Album review: Silent Planet – SUPERBLOOM
California metalcore mob Silent Planet mix djent, electro and shoegaze to intoxicating effect on fascinating fifth album SUPERBLOOM.
It’s funny how projects change shape, sometimes. The two-year writing and recording process for Silent Planet’s ambitious fifth album was split in half by a van crash during a Wyoming snowstorm while on tour in November 2022, and the resultant 12-song sprawl seems to have been fractured by the experience. Thrillingly so. On one side, you have the weighty electro-infused djent they’d been building for the previous 13 years, while on the other bleeds in a sense of almost supernatural, shoegazey wonder following their brief brush with death.
That title, SUPERBLOOM, encapsulates the resultant soundscape well. A reference to the verdant wildflower displays that sporadically carpet the arid, inhospitable California desert, it translates to a foundation of vicious alt.metal wreathed in cosmic synths and fluttering vocal layers of melancholy and wonder. Offworlder and Dreamwalker, for instance, feel like they could be vicious bonus-level offcuts from Mick Gordon’s DOOM soundtrack. But songs like Antimatter trade such violent immediacy for pulsating grooves and dense sci-fi atmospherics obsessed with the endlessness of outer-space.

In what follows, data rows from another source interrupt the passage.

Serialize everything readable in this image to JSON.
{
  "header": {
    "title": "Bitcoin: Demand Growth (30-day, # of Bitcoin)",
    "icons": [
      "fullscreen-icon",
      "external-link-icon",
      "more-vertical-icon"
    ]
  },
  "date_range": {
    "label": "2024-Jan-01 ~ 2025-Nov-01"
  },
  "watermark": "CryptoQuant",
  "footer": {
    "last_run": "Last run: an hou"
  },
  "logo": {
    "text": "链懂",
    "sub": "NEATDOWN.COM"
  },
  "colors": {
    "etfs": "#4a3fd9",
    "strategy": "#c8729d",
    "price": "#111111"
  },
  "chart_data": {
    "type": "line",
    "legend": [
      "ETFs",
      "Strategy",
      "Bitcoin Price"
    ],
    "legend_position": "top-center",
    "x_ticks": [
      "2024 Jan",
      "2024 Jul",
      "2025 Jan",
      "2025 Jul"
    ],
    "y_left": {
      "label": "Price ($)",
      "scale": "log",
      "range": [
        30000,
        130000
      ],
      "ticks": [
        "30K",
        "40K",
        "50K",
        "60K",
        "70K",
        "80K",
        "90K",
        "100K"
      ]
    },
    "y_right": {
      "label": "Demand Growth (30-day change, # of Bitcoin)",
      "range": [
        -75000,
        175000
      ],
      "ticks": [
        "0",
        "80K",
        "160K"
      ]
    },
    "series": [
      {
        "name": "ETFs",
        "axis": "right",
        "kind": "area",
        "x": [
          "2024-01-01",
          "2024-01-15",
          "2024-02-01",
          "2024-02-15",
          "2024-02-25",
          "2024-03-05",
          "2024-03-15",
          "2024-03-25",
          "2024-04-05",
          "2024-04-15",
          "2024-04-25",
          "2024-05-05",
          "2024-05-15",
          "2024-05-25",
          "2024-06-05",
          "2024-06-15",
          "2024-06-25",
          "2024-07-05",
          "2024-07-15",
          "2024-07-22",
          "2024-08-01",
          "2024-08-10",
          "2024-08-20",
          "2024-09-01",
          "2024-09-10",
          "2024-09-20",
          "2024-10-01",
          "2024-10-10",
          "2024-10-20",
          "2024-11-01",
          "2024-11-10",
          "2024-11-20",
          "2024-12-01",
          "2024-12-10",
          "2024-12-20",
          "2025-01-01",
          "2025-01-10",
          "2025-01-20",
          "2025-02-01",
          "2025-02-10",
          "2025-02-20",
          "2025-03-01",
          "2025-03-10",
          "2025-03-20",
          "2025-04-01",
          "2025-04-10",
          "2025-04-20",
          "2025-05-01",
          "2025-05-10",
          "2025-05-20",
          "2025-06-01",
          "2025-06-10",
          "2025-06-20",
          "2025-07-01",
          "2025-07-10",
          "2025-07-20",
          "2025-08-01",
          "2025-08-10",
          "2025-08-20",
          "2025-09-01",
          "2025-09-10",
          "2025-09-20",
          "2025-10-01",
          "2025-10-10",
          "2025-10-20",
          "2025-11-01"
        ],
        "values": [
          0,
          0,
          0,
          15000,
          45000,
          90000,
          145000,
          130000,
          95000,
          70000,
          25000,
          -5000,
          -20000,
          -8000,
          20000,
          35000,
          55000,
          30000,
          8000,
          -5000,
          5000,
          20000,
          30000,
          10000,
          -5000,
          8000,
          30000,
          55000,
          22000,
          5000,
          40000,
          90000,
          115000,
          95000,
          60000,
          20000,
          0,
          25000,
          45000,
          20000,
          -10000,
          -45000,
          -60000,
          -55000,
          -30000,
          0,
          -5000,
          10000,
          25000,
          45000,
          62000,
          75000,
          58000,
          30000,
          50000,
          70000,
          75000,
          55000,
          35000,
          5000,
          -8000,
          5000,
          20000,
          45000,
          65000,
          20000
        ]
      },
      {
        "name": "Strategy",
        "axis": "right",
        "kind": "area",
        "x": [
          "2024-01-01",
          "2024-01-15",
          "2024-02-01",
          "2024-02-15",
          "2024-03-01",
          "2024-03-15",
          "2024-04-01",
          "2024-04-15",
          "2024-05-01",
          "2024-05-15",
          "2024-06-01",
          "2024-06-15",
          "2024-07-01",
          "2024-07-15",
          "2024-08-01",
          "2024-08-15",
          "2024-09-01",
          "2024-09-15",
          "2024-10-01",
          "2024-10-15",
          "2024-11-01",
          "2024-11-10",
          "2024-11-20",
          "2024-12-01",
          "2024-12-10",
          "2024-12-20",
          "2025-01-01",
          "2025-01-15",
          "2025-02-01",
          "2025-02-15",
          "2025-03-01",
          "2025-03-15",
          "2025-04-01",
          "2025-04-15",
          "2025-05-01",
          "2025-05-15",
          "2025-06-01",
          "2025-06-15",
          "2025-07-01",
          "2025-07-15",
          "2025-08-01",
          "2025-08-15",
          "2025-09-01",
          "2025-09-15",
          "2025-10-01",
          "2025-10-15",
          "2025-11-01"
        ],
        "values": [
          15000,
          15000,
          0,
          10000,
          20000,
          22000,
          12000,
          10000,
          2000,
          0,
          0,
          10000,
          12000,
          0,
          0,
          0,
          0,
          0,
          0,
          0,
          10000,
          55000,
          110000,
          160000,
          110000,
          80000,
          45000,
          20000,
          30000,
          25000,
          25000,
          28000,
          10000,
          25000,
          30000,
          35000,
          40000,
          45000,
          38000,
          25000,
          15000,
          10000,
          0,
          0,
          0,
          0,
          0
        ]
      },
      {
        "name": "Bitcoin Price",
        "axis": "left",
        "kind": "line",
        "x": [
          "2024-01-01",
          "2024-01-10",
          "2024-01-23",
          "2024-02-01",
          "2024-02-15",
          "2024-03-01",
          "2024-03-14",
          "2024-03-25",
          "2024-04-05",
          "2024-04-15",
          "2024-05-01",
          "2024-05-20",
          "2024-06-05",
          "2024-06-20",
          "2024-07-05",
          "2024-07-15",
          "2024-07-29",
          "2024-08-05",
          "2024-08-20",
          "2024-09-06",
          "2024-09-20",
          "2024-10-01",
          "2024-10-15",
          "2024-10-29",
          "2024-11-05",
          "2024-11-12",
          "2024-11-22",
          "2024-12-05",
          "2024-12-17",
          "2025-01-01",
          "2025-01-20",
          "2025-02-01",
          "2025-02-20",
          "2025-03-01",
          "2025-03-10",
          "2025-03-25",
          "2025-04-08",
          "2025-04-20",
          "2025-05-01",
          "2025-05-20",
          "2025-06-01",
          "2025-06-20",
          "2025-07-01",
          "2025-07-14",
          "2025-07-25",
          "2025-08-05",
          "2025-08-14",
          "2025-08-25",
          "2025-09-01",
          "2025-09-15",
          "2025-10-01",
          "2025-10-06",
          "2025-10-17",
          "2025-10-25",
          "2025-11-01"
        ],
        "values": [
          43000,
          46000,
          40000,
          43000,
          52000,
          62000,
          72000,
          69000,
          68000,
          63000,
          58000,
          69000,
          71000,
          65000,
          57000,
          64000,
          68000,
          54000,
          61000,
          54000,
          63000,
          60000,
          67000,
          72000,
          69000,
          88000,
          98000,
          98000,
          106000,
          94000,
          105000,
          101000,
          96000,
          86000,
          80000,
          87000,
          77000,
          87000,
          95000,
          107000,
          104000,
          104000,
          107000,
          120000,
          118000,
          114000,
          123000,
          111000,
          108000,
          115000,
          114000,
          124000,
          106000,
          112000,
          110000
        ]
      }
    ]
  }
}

A heavy handedness upsets the balance, occasionally. Overproduction robs excellent vocal performances of their humanity to jarring effect here and there, and a few moments of sheer Meshuggah-styled heaviness pale in comparison to the complexity elsewhere. But the ability to make sounds that are ubiquitously on-trend these days feel fresh and truly cutting-edge must be applauded. And by the time the title-track concludes SUPERBLOOM’s loose alien narrative in a crescendo of breathy high drama, you’ll be ready to follow Silent Planet to infinity and beyond. Give these lads their flowers.